Designing Serendipity in Semantic Search

From a certain perspective it is oxymoronic to even consider engineering serendipity (the occurrence and development of events by chance in a happy or beneficial way) in search. By its very definition, the moment you engineer “chance occurrences” they stop being chance occurrences and become, instead, part of the engineered algorithms of ‘ordinary’ search.

This shows that the argument about serendipity is deep and it has both a philosophical and a practical angle. It is also, intrinsically linked to semantic search and, as it happens will also affect your marketing.

Now, I confess to an affinity on this particular subject because from an engineering point of view it combines in search everything that fascinates us: the ability of machines to think like humans, our ability to code machines to understand what delights us, humans, the ability of search to pull in data in a way that is not only highly contextual in terms of a search query but also relevant from a very human point of view. You could say, as a matter of fact, that programming serendipitous discovery is akin to the Turing test of search. If search algorithms successfully pass that test every time, we’re into the realm of intelligent search.

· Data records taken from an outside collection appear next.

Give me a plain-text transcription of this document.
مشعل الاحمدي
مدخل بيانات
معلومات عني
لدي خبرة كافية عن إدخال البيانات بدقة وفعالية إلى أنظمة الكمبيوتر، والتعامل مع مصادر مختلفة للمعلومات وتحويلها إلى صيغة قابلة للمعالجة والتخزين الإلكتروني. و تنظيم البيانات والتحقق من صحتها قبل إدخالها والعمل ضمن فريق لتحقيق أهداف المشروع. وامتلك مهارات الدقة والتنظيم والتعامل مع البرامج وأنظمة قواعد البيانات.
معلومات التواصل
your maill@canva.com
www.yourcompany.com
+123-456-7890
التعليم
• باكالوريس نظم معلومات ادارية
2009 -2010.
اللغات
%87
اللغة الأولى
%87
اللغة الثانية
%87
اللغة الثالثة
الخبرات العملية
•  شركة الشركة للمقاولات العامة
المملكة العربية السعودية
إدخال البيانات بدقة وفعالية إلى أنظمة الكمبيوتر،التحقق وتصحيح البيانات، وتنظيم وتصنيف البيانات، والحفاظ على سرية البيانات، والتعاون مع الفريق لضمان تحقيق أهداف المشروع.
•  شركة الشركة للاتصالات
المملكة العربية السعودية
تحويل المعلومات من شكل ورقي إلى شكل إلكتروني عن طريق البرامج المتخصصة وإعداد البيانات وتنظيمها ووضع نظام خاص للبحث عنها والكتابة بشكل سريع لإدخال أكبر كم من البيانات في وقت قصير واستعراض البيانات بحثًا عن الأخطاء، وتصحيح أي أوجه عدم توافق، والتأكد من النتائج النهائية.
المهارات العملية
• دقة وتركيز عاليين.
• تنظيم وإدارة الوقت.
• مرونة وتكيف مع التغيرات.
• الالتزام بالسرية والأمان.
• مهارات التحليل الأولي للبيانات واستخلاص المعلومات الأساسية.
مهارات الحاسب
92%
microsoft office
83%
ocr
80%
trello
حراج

The reason I am writing about it here however is because beyond the philosophical implications and engineering challenges that serendipity in search presents us with, it also offers opportunities in terms of visibility across the web and marketing.

It all has to do, of course, with you finding your target audience. Some of that audience you know where to find and you know who it includes. But there is always a missing segment of that audience that you cannot reach because you:

• May not have the budget to target it cost-effectively
• Suspect that it’s so widely scattered that it’s unrealistic to they and target it
• May not know how to find it
• Did not know it existed

Many of those in that missing segment of your target audience will be unaware of your existence or may not know that you have what they are looking for.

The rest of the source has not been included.